Way of the Cross

Fort Dodge ministers are offering a hands-on way to experience Easter this year for all denominations.

Worshippers in the Way of the Cross Good Friday service will follow a large wooden cross in a procession down Central Avenue. The service will begin at noon at First Baptist Church, 28 N. 10th St., and end up at the plaza at Central Avenue and Ninth Street.

The service should take about an hour.

The Rev. Matthew Martens, of Grace Lutheran Church, said he hopes people will get “A sense of the real meaning of the day for us, of Good Friday. By making a public witness, we’re saying this is, for us, what good Friday is all about.”

“There’s an element of worship that is movement,” said the Rev. Anita Johnson, director of spiritual care at Friendship Haven. “We’re moving, we’re walking in the footsteps of Jesus, and that can be a very spiritual experience.”

“It’s not just walking the footsteps of Jesus, but the experience of literally carrying a cross,” said the Rev. Joey Feldmann, of First Congregational United Church of Christ.

“Everyone that comes who wants to will get a chance to carry the cross for a small portion of the walk,” Feldmann said. “That really helps connect to Jesus in a way that is unique and different from almost any other type of worship in the year.”

“It is heavy,” Martens said.

There will be 14 “stations” along the way where the procession will stop for scripture, prayer and hymn verse. These will tell the story of Easter and are based on an ecumenical version of the Catholic Stations of the Cross.

“Any pastors that come will be invited to be readers. It’s not just supposed to be us four,” Feldmann said.

Feldmann, Martens, Johnson and the Rev. Carroll Lang organized the walk. Lang is the founder of the Church of the Damascus Road prison ministry, and currently works with the after release program.

The idea is to bring the city churches together in a way that hasn’t happened lately, Johnson said.

“We haven’t done things together ecumenically for a while,” she said.

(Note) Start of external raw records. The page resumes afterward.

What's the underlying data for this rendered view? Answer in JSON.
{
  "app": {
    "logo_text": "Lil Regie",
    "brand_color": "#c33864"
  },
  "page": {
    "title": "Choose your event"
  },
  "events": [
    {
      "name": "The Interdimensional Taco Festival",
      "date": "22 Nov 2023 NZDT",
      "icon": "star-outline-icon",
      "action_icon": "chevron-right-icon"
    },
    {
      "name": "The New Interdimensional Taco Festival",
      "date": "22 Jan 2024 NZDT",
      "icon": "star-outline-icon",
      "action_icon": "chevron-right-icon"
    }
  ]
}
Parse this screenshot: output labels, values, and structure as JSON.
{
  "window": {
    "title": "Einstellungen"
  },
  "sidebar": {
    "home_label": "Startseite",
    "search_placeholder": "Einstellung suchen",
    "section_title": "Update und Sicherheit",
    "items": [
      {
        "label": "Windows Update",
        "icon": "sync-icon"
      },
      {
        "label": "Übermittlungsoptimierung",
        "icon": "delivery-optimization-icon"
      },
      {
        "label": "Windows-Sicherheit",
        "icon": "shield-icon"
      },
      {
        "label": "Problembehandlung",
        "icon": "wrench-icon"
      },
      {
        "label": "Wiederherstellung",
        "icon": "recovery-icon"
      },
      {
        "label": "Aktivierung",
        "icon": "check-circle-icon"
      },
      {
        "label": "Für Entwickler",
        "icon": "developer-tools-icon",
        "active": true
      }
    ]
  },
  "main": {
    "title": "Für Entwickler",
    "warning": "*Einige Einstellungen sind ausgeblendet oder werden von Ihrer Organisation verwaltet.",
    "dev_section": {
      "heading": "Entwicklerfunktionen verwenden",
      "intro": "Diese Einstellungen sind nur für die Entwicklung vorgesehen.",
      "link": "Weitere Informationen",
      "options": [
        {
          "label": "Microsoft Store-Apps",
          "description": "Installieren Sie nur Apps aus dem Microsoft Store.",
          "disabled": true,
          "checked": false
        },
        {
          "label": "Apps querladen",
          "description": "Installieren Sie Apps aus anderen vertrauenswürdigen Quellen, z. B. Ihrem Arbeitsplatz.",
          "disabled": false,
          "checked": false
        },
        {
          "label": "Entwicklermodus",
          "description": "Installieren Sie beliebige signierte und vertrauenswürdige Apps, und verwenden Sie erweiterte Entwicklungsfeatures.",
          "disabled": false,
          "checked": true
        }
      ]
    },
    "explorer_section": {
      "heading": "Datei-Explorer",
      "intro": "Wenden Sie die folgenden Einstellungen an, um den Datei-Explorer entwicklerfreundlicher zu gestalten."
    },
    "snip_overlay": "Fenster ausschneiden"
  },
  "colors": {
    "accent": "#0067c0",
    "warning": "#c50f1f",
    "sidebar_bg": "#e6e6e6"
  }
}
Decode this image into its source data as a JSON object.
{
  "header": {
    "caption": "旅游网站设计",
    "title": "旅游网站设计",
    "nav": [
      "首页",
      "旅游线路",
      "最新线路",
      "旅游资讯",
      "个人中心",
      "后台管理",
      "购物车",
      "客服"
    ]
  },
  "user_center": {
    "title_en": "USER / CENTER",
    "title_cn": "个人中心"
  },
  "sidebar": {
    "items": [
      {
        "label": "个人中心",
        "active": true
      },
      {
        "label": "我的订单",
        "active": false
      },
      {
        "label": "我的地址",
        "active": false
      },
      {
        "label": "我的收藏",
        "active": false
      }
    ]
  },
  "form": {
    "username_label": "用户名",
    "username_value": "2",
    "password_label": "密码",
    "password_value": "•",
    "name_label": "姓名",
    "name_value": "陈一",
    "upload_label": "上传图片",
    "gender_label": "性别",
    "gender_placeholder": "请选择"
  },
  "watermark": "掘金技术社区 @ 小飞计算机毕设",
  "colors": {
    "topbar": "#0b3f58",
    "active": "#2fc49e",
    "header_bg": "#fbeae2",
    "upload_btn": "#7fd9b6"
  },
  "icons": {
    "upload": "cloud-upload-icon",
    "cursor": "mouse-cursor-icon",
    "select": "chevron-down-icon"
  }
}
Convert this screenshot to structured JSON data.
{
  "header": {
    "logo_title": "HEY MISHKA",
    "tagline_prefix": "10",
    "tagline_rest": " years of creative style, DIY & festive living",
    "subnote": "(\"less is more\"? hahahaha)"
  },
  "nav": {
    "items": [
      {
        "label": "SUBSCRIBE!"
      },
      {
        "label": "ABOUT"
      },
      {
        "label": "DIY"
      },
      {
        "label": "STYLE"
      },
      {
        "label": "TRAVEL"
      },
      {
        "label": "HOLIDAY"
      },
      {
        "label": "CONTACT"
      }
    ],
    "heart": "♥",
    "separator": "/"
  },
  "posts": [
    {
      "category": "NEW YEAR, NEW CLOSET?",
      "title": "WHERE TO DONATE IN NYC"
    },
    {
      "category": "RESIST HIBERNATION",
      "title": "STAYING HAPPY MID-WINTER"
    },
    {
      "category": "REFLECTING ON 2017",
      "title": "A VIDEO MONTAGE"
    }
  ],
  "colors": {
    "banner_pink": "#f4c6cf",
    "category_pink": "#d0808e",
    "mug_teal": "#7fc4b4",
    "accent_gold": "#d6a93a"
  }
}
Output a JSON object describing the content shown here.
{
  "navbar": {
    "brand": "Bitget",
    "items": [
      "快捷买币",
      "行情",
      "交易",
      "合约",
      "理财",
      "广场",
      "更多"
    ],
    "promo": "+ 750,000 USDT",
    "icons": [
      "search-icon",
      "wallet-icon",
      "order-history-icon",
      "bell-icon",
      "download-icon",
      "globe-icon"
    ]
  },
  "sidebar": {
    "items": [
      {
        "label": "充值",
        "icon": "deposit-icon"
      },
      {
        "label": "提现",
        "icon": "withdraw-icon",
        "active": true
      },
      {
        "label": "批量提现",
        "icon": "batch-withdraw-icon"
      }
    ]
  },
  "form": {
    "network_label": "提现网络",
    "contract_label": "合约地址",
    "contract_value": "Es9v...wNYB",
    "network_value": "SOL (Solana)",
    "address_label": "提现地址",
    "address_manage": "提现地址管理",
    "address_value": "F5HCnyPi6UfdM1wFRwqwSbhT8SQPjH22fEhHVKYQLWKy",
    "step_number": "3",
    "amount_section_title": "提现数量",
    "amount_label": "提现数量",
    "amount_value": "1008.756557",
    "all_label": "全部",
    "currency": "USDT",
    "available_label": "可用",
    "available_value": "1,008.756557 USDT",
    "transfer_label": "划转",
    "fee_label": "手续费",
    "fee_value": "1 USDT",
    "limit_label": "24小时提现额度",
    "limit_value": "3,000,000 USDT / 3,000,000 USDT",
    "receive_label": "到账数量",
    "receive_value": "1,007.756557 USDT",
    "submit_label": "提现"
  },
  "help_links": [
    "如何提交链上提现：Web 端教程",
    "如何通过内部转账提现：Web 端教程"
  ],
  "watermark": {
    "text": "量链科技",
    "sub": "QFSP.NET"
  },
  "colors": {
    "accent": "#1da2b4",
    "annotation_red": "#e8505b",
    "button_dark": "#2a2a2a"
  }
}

“We wanted to spark the idea of having a community Good Friday service again, because we missed last year,” Martens said.

Feldmann said he hopes the service will be a “spearhead” to more communication and togetherness between the churches.

“If nothing else,” he said, “at least we get this one service during Holy Week – which is the high point of the Christian year – that we’re together, that we can celebrate, and be one in the body of Christ.”